In its final moments, Spider-Man: Far From Home muses that people will believe anything. This fairly blatant observation of the not-too-distant future setting of the MCU–a world populated by gods, sorcerers, aliens, etc.–doubles as an on-the-nose critique of our post-truth world. Desensitization and fatigue lend us to a general acceptance of the insane because it’s the new normal. It’s not an entirely uninteresting thesis for a tights and spandex film, if it weren’t also a flimsy excuse for director Jon Watts (along with scribes Chris McKenna and Erik Sommers) to paper over some of Far From Home’s most baffling character decisions. However, not unlike Homecoming, the electricity of this Spider-Sequel’s cast thankfully provides enough smoke and mirrors to occasionally ignore the kinks behind the curtain.
In theory, a solo outing should be a breath of fresh air, but where Homecoming felt a little leaner in scope post-Civil War, Far From Home is forced to reckon with the universe-shattering events of Endgame. It tightens its gaze enough to still feel like a Spider-Man film, but the loose ends of Phase 3 prove cumbersome, and it’s forced to contort several plot threads into a clumsy narrative. Tom Holland’s Peter Parker juggles not only a burgeoning crush on MJ (Zendaya), but also a world devoid of Avengers, and Happy Hogan’s (Jon Favreau) summer tryst with his aunt (Marisa Tomei). That’s all on top of Nick Fury’s (Samuel L. Jackson) insistence that Peter step up to the plate alongside newcomer Quentin “Mysterio” Beck (the film’s MVP, Jake Gyllenhaal) to battle creatures called Elementals (think of the Titans from Disney’s Hercules). Spidey’s Nick Fury-sanctioned derring-do against the Elementals is the film at its most clunky, leading certain characters to make mind-boggling mistakes out of sheer (and frankly, insulting) gullibility.
It’s a hell of a lot, often bogging the film down. The viewer is forced to perform mental gymnastics that would put the web-slinger to shame in an effort to enjoy the show. In spite of this, Holland is operating at 150% to keep things as breezy as possible. To date, the best iteration of the character, he’s an eminently winning physical performer, and his contrast to Zendaya’s cagey deadpan provides the film some of its best moments. To its credit, Far From Home’s high school romance and teenage pitfalls are wonderfully rendered, even amidst the laborious superhero narrative and digital mush of the action.
As the set pieces and exposition threaten a catatonic state, Jake Gyllenhaal barrels through them, injecting entire scenes with a showboaty freneticism.
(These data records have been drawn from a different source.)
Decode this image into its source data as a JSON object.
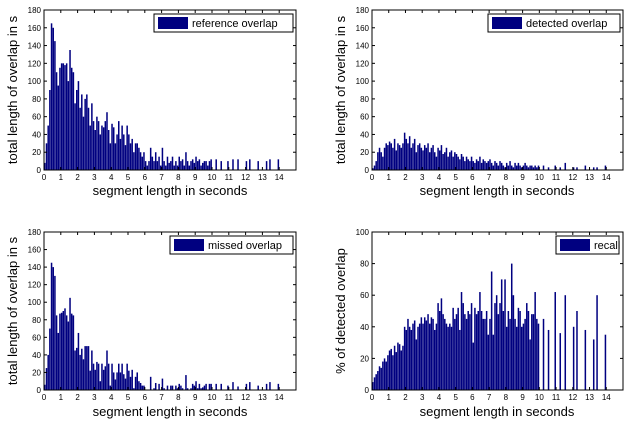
{
  "chart_data": [
    {
      "type": "bar",
      "xlabel": "segment length in seconds",
      "ylabel": "total length of overlap in s",
      "legend": "reference overlap",
      "legend_position": "top-right",
      "color": "#000080",
      "xlim": [
        0,
        15
      ],
      "ylim": [
        0,
        180
      ],
      "xticks": [
        "0",
        "1",
        "2",
        "3",
        "4",
        "5",
        "6",
        "7",
        "8",
        "9",
        "10",
        "11",
        "12",
        "13",
        "14"
      ],
      "yticks": [
        "0",
        "20",
        "40",
        "60",
        "80",
        "100",
        "120",
        "140",
        "160",
        "180"
      ],
      "x": [
        0.05,
        0.15,
        0.25,
        0.35,
        0.45,
        0.55,
        0.65,
        0.75,
        0.85,
        0.95,
        1.05,
        1.15,
        1.25,
        1.35,
        1.45,
        1.55,
        1.65,
        1.75,
        1.85,
        1.95,
        2.05,
        2.15,
        2.25,
        2.35,
        2.45,
        2.55,
        2.65,
        2.75,
        2.85,
        2.95,
        3.05,
        3.15,
        3.25,
        3.35,
        3.45,
        3.55,
        3.65,
        3.75,
        3.85,
        3.95,
        4.05,
        4.15,
        4.25,
        4.35,
        4.45,
        4.55,
        4.65,
        4.75,
        4.85,
        4.95,
        5.05,
        5.15,
        5.25,
        5.35,
        5.45,
        5.55,
        5.65,
        5.75,
        5.85,
        5.95,
        6.05,
        6.15,
        6.25,
        6.35,
        6.45,
        6.55,
        6.65,
        6.75,
        6.85,
        6.95,
        7.05,
        7.15,
        7.25,
        7.35,
        7.45,
        7.55,
        7.65,
        7.75,
        7.85,
        7.95,
        8.05,
        8.15,
        8.25,
        8.35,
        8.45,
        8.55,
        8.65,
        8.75,
        8.85,
        8.95,
        9.05,
        9.15,
        9.25,
        9.35,
        9.45,
        9.55,
        9.65,
        9.75,
        9.85,
        9.95,
        10.25,
        10.55,
        10.95,
        11.25,
        11.55,
        12.05,
        12.25,
        12.75,
        13.25,
        13.45,
        13.95
      ],
      "values": [
        8,
        30,
        50,
        90,
        165,
        160,
        145,
        110,
        95,
        115,
        120,
        120,
        118,
        120,
        100,
        135,
        115,
        110,
        75,
        90,
        100,
        70,
        85,
        60,
        80,
        85,
        70,
        50,
        75,
        55,
        45,
        60,
        55,
        40,
        50,
        48,
        55,
        65,
        45,
        30,
        52,
        48,
        30,
        40,
        55,
        35,
        50,
        40,
        28,
        50,
        40,
        30,
        35,
        20,
        30,
        30,
        25,
        20,
        15,
        20,
        10,
        5,
        10,
        25,
        15,
        10,
        20,
        10,
        15,
        5,
        25,
        10,
        5,
        15,
        8,
        10,
        15,
        5,
        10,
        5,
        15,
        10,
        12,
        5,
        20,
        10,
        5,
        10,
        12,
        8,
        15,
        10,
        12,
        5,
        8,
        10,
        10,
        5,
        10,
        12,
        12,
        10,
        10,
        12,
        12,
        10,
        12,
        10,
        10,
        12,
        12
      ]
    },
    {
      "type": "bar",
      "xlabel": "segment length in seconds",
      "ylabel": "total length of overlap in s",
      "legend": "detected overlap",
      "legend_position": "top-right",
      "color": "#000080",
      "xlim": [
        0,
        15
      ],
      "ylim": [
        0,
        180
      ],
      "xticks": [
        "0",
        "1",
        "2",
        "3",
        "4",
        "5",
        "6",
        "7",
        "8",
        "9",
        "10",
        "11",
        "12",
        "13",
        "14"
      ],
      "yticks": [
        "0",
        "20",
        "40",
        "60",
        "80",
        "100",
        "120",
        "140",
        "160",
        "180"
      ],
      "x": [
        0.05,
        0.15,
        0.25,
        0.35,
        0.45,
        0.55,
        0.65,
        0.75,
        0.85,
        0.95,
        1.05,
        1.15,
        1.25,
        1.35,
        1.45,
        1.55,
        1.65,
        1.75,
        1.85,
        1.95,
        2.05,
        2.15,
        2.25,
        2.35,
        2.45,
        2.55,
        2.65,
        2.75,
        2.85,
        2.95,
        3.05,
        3.15,
        3.25,
        3.35,
        3.45,
        3.55,
        3.65,
        3.75,
        3.85,
        3.95,
        4.05,
        4.15,
        4.25,
        4.35,
        4.45,
        4.55,
        4.65,
        4.75,
        4.85,
        4.95,
        5.05,
        5.15,
        5.25,
        5.35,
        5.45,
        5.55,
        5.65,
        5.75,
        5.85,
        5.95,
        6.05,
        6.15,
        6.25,
        6.35,
        6.45,
        6.55,
        6.65,
        6.75,
        6.85,
        6.95,
        7.05,
        7.15,
        7.25,
        7.35,
        7.45,
        7.55,
        7.65,
        7.75,
        7.85,
        7.95,
        8.05,
        8.15,
        8.25,
        8.35,
        8.45,
        8.55,
        8.65,
        8.75,
        8.85,
        8.95,
        9.05,
        9.15,
        9.25,
        9.35,
        9.45,
        9.55,
        9.65,
        9.75,
        9.85,
        9.95,
        10.25,
        10.55,
        10.95,
        11.25,
        11.55,
        12.05,
        12.25,
        12.75,
        13.25,
        13.45,
        13.95
      ],
      "values": [
        2,
        5,
        10,
        20,
        25,
        20,
        15,
        25,
        30,
        28,
        32,
        30,
        25,
        35,
        22,
        30,
        28,
        25,
        30,
        42,
        35,
        30,
        38,
        25,
        30,
        35,
        20,
        28,
        30,
        25,
        22,
        28,
        25,
        30,
        20,
        25,
        28,
        20,
        15,
        25,
        22,
        28,
        18,
        20,
        25,
        15,
        20,
        22,
        15,
        20,
        18,
        15,
        12,
        18,
        15,
        10,
        15,
        12,
        10,
        15,
        10,
        8,
        12,
        10,
        15,
        8,
        12,
        10,
        8,
        10,
        12,
        8,
        5,
        10,
        8,
        5,
        10,
        8,
        5,
        3,
        8,
        5,
        10,
        5,
        3,
        8,
        5,
        8,
        5,
        3,
        5,
        8,
        5,
        3,
        5,
        5,
        3,
        5,
        3,
        5,
        5,
        3,
        5,
        3,
        8,
        3,
        3,
        5,
        3,
        3,
        5
      ]
    },
    {
      "type": "bar",
      "xlabel": "segment length in seconds",
      "ylabel": "total length of overlap in s",
      "legend": "missed overlap",
      "legend_position": "top-right",
      "color": "#000080",
      "xlim": [
        0,
        15
      ],
      "ylim": [
        0,
        180
      ],
      "xticks": [
        "0",
        "1",
        "2",
        "3",
        "4",
        "5",
        "6",
        "7",
        "8",
        "9",
        "10",
        "11",
        "12",
        "13",
        "14"
      ],
      "yticks": [
        "0",
        "20",
        "40",
        "60",
        "80",
        "100",
        "120",
        "140",
        "160",
        "180"
      ],
      "x": [
        0.05,
        0.15,
        0.25,
        0.35,
        0.45,
        0.55,
        0.65,
        0.75,
        0.85,
        0.95,
        1.05,
        1.15,
        1.25,
        1.35,
        1.45,
        1.55,
        1.65,
        1.75,
        1.85,
        1.95,
        2.05,
        2.15,
        2.25,
        2.35,
        2.45,
        2.55,
        2.65,
        2.75,
        2.85,
        2.95,
        3.05,
        3.15,
        3.25,
        3.35,
        3.45,
        3.55,
        3.65,
        3.75,
        3.85,
        3.95,
        4.05,
        4.15,
        4.25,
        4.35,
        4.45,
        4.55,
        4.65,
        4.75,
        4.85,
        4.95,
        5.05,
        5.15,
        5.25,
        5.35,
        5.45,
        5.55,
        5.65,
        5.75,
        5.85,
        5.95,
        6.05,
        6.15,
        6.25,
        6.35,
        6.45,
        6.55,
        6.65,
        6.75,
        6.85,
        6.95,
        7.05,
        7.15,
        7.25,
        7.35,
        7.45,
        7.55,
        7.65,
        7.75,
        7.85,
        7.95,
        8.05,
        8.15,
        8.25,
        8.35,
        8.45,
        8.55,
        8.65,
        8.75,
        8.85,
        8.95,
        9.05,
        9.15,
        9.25,
        9.35,
        9.45,
        9.55,
        9.65,
        9.75,
        9.85,
        9.95,
        10.25,
        10.55,
        10.95,
        11.25,
        11.55,
        12.05,
        12.25,
        12.75,
        13.25,
        13.45,
        13.95
      ],
      "values": [
        6,
        25,
        40,
        70,
        145,
        140,
        130,
        85,
        65,
        87,
        88,
        90,
        93,
        85,
        78,
        105,
        87,
        85,
        45,
        48,
        65,
        40,
        47,
        35,
        50,
        50,
        50,
        22,
        45,
        30,
        23,
        32,
        30,
        10,
        30,
        23,
        27,
        45,
        30,
        5,
        30,
        20,
        12,
        20,
        30,
        20,
        30,
        18,
        13,
        30,
        22,
        15,
        23,
        2,
        15,
        20,
        10,
        8,
        5,
        5,
        0,
        0,
        0,
        15,
        0,
        2,
        8,
        0,
        7,
        0,
        13,
        2,
        0,
        5,
        0,
        5,
        5,
        0,
        5,
        2,
        7,
        5,
        2,
        0,
        17,
        2,
        0,
        2,
        7,
        5,
        10,
        2,
        7,
        2,
        3,
        5,
        7,
        0,
        7,
        7,
        7,
        7,
        5,
        9,
        4,
        7,
        9,
        5,
        7,
        9,
        7
      ]
    },
    {
      "type": "bar",
      "xlabel": "segment length in seconds",
      "ylabel": "% of detected overlap",
      "legend": "recall",
      "legend_position": "top-right",
      "color": "#000080",
      "xlim": [
        0,
        15
      ],
      "ylim": [
        0,
        100
      ],
      "xticks": [
        "0",
        "1",
        "2",
        "3",
        "4",
        "5",
        "6",
        "7",
        "8",
        "9",
        "10",
        "11",
        "12",
        "13",
        "14"
      ],
      "yticks": [
        "0",
        "20",
        "40",
        "60",
        "80",
        "100"
      ],
      "x": [
        0.05,
        0.15,
        0.25,
        0.35,
        0.45,
        0.55,
        0.65,
        0.75,
        0.85,
        0.95,
        1.05,
        1.15,
        1.25,
        1.35,
        1.45,
        1.55,
        1.65,
        1.75,
        1.85,
        1.95,
        2.05,
        2.15,
        2.25,
        2.35,
        2.45,
        2.55,
        2.65,
        2.75,
        2.85,
        2.95,
        3.05,
        3.15,
        3.25,
        3.35,
        3.45,
        3.55,
        3.65,
        3.75,
        3.85,
        3.95,
        4.05,
        4.15,
        4.25,
        4.35,
        4.45,
        4.55,
        4.65,
        4.75,
        4.85,
        4.95,
        5.05,
        5.15,
        5.25,
        5.35,
        5.45,
        5.55,
        5.65,
        5.75,
        5.85,
        5.95,
        6.05,
        6.15,
        6.25,
        6.35,
        6.45,
        6.55,
        6.65,
        6.75,
        6.85,
        6.95,
        7.05,
        7.15,
        7.25,
        7.35,
        7.45,
        7.55,
        7.65,
        7.75,
        7.85,
        7.95,
        8.05,
        8.15,
        8.25,
        8.35,
        8.45,
        8.55,
        8.65,
        8.75,
        8.85,
        8.95,
        9.05,
        9.15,
        9.25,
        9.35,
        9.45,
        9.55,
        9.65,
        9.75,
        9.85,
        9.95,
        10.25,
        10.55,
        10.95,
        11.25,
        11.55,
        12.05,
        12.25,
        12.75,
        13.25,
        13.45,
        13.95
      ],
      "values": [
        5,
        8,
        10,
        12,
        15,
        14,
        18,
        20,
        18,
        22,
        25,
        26,
        22,
        28,
        24,
        30,
        29,
        25,
        28,
        40,
        38,
        45,
        40,
        38,
        42,
        44,
        32,
        40,
        42,
        46,
        42,
        46,
        44,
        48,
        42,
        46,
        45,
        38,
        42,
        55,
        50,
        58,
        48,
        45,
        42,
        40,
        42,
        40,
        52,
        45,
        48,
        52,
        38,
        62,
        55,
        48,
        45,
        50,
        48,
        55,
        30,
        52,
        48,
        50,
        62,
        50,
        45,
        45,
        50,
        35,
        45,
        75,
        35,
        55,
        60,
        48,
        55,
        70,
        50,
        70,
        40,
        50,
        45,
        80,
        60,
        45,
        40,
        52,
        50,
        40,
        42,
        45,
        55,
        50,
        32,
        48,
        48,
        62,
        45,
        42,
        45,
        38,
        62,
        36,
        60,
        40,
        50,
        38,
        32,
        60,
        35
      ]
    }
  ]
}
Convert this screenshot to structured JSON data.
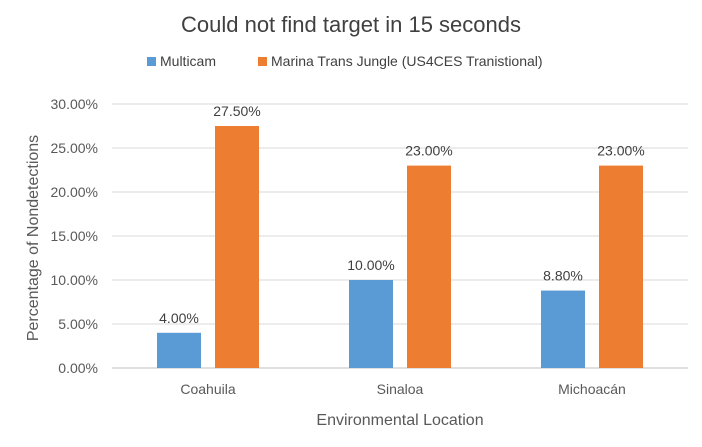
{
  "chart_data": {
    "type": "bar",
    "title": "Could not find target in 15 seconds",
    "xlabel": "Environmental Location",
    "ylabel": "Percentage of Nondetections",
    "categories": [
      "Coahuila",
      "Sinaloa",
      "Michoacán"
    ],
    "series": [
      {
        "name": "Multicam",
        "color": "#5b9bd5",
        "values": [
          4.0,
          10.0,
          8.8
        ],
        "labels": [
          "4.00%",
          "10.00%",
          "8.80%"
        ]
      },
      {
        "name": "Marina Trans Jungle  (US4CES Tranistional)",
        "color": "#ed7d31",
        "values": [
          27.5,
          23.0,
          23.0
        ],
        "labels": [
          "27.50%",
          "23.00%",
          "23.00%"
        ]
      }
    ],
    "ylim": [
      0,
      30
    ],
    "yticks": [
      0,
      5,
      10,
      15,
      20,
      25,
      30
    ],
    "ytick_labels": [
      "0.00%",
      "5.00%",
      "10.00%",
      "15.00%",
      "20.00%",
      "25.00%",
      "30.00%"
    ],
    "grid": true,
    "legend_position": "top"
  }
}
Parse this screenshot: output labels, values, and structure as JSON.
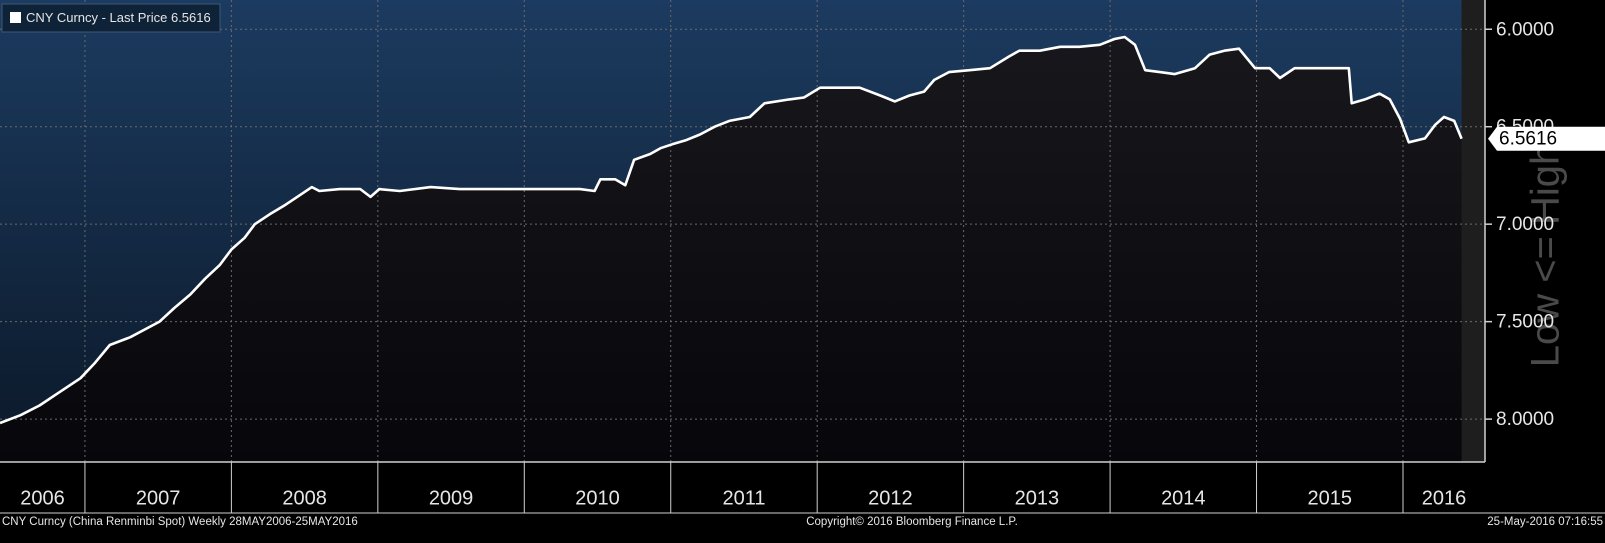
{
  "chart_data": {
    "type": "area-line",
    "legend_label": "CNY Curncy - Last Price 6.5616",
    "footer_left": "CNY Curncy (China Renminbi Spot)  Weekly 28MAY2006-25MAY2016",
    "footer_center": "Copyright© 2016 Bloomberg Finance L.P.",
    "footer_right": "25-May-2016 07:16:55",
    "watermark": "Low <= High",
    "xlim": [
      2006.42,
      2016.56
    ],
    "xticks": [
      2006,
      2007,
      2008,
      2009,
      2010,
      2011,
      2012,
      2013,
      2014,
      2015,
      2016
    ],
    "ylim": [
      8.22,
      5.85
    ],
    "yticks": [
      {
        "value": 6,
        "label": "6.0000"
      },
      {
        "value": 6.5,
        "label": "6.5000"
      },
      {
        "value": 7,
        "label": "7.0000"
      },
      {
        "value": 7.5,
        "label": "7.5000"
      },
      {
        "value": 8,
        "label": "8.0000"
      }
    ],
    "grid": true,
    "x": [
      2006.42,
      2006.56,
      2006.69,
      2006.83,
      2006.97,
      2007.07,
      2007.17,
      2007.31,
      2007.41,
      2007.51,
      2007.61,
      2007.72,
      2007.82,
      2007.92,
      2008.0,
      2008.09,
      2008.16,
      2008.26,
      2008.37,
      2008.47,
      2008.55,
      2008.6,
      2008.74,
      2008.88,
      2008.95,
      2009.01,
      2009.15,
      2009.36,
      2009.56,
      2009.83,
      2010.11,
      2010.38,
      2010.48,
      2010.52,
      2010.62,
      2010.69,
      2010.75,
      2010.86,
      2010.93,
      2011.01,
      2011.1,
      2011.2,
      2011.3,
      2011.4,
      2011.54,
      2011.64,
      2011.81,
      2011.91,
      2012.02,
      2012.15,
      2012.29,
      2012.43,
      2012.53,
      2012.63,
      2012.73,
      2012.8,
      2012.9,
      2013.04,
      2013.18,
      2013.31,
      2013.38,
      2013.52,
      2013.66,
      2013.79,
      2013.93,
      2014.03,
      2014.1,
      2014.17,
      2014.24,
      2014.34,
      2014.44,
      2014.58,
      2014.68,
      2014.78,
      2014.88,
      2014.99,
      2015.09,
      2015.16,
      2015.26,
      2015.36,
      2015.5,
      2015.63,
      2015.65,
      2015.74,
      2015.84,
      2015.91,
      2015.98,
      2016.04,
      2016.15,
      2016.22,
      2016.28,
      2016.35,
      2016.4
    ],
    "series": [
      {
        "name": "CNY Curncy - Last Price",
        "color": "#ffffff",
        "values": [
          8.02,
          7.98,
          7.93,
          7.86,
          7.79,
          7.71,
          7.62,
          7.58,
          7.54,
          7.5,
          7.43,
          7.36,
          7.28,
          7.21,
          7.13,
          7.07,
          7.0,
          6.95,
          6.9,
          6.85,
          6.81,
          6.83,
          6.82,
          6.82,
          6.86,
          6.82,
          6.83,
          6.81,
          6.82,
          6.82,
          6.82,
          6.82,
          6.83,
          6.77,
          6.77,
          6.8,
          6.67,
          6.64,
          6.61,
          6.59,
          6.57,
          6.54,
          6.5,
          6.47,
          6.45,
          6.38,
          6.36,
          6.35,
          6.3,
          6.3,
          6.3,
          6.34,
          6.37,
          6.34,
          6.32,
          6.26,
          6.22,
          6.21,
          6.2,
          6.14,
          6.11,
          6.11,
          6.09,
          6.09,
          6.08,
          6.05,
          6.04,
          6.08,
          6.21,
          6.22,
          6.23,
          6.2,
          6.13,
          6.11,
          6.1,
          6.2,
          6.2,
          6.25,
          6.2,
          6.2,
          6.2,
          6.2,
          6.38,
          6.36,
          6.33,
          6.36,
          6.46,
          6.58,
          6.56,
          6.49,
          6.45,
          6.47,
          6.5616
        ]
      }
    ]
  }
}
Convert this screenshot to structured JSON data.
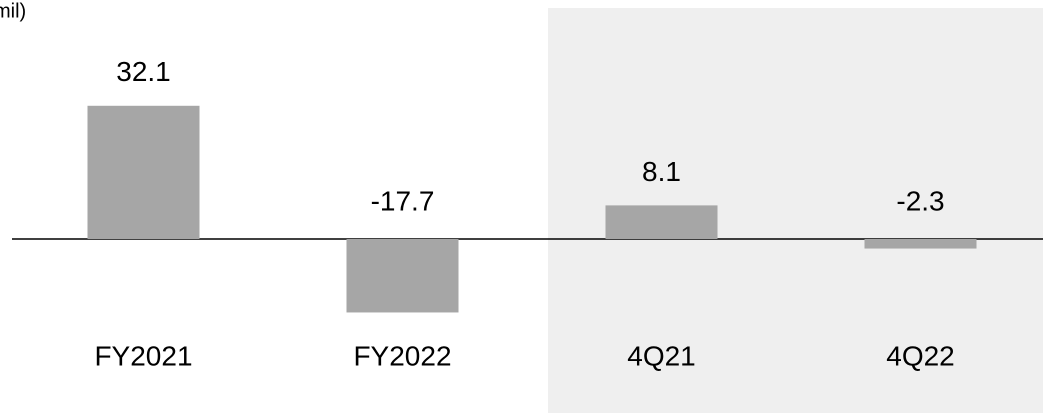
{
  "chart_data": {
    "type": "bar",
    "unit_label": "mil)",
    "categories": [
      "FY2021",
      "FY2022",
      "4Q21",
      "4Q22"
    ],
    "values": [
      32.1,
      -17.7,
      8.1,
      -2.3
    ],
    "color": "#a6a6a6"
  }
}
After a near miss with donning the red mask himself, the actor claims a much-deserved reward by stealing the spotlight entirely. The film plays a little fast and loose with Beck versus his comic book origins (perhaps blasphemy to purists), but with a commendable bit of maneuvering into the MCU, Gyllenhaal nails the spirit of the thing. Not quite in overdrive compared to his bigger performances, he sells it with ease. He skews both bombastic and measured, brandishing everything that makes him one of our consistently undervalued movie stars.
Spider-Man: Far From Home, riding the highs of its charismatic players, and intermittently teasing compelling notions, is–like its hero–somewhat out of its depth. It’s not without its charms, but it tries to excuse the dull spectacle by making it central to the plot, with the gall to tell us it doesn’t matter, because we’ll believe anything.
Spider-Man: Far From Home opens on July 3.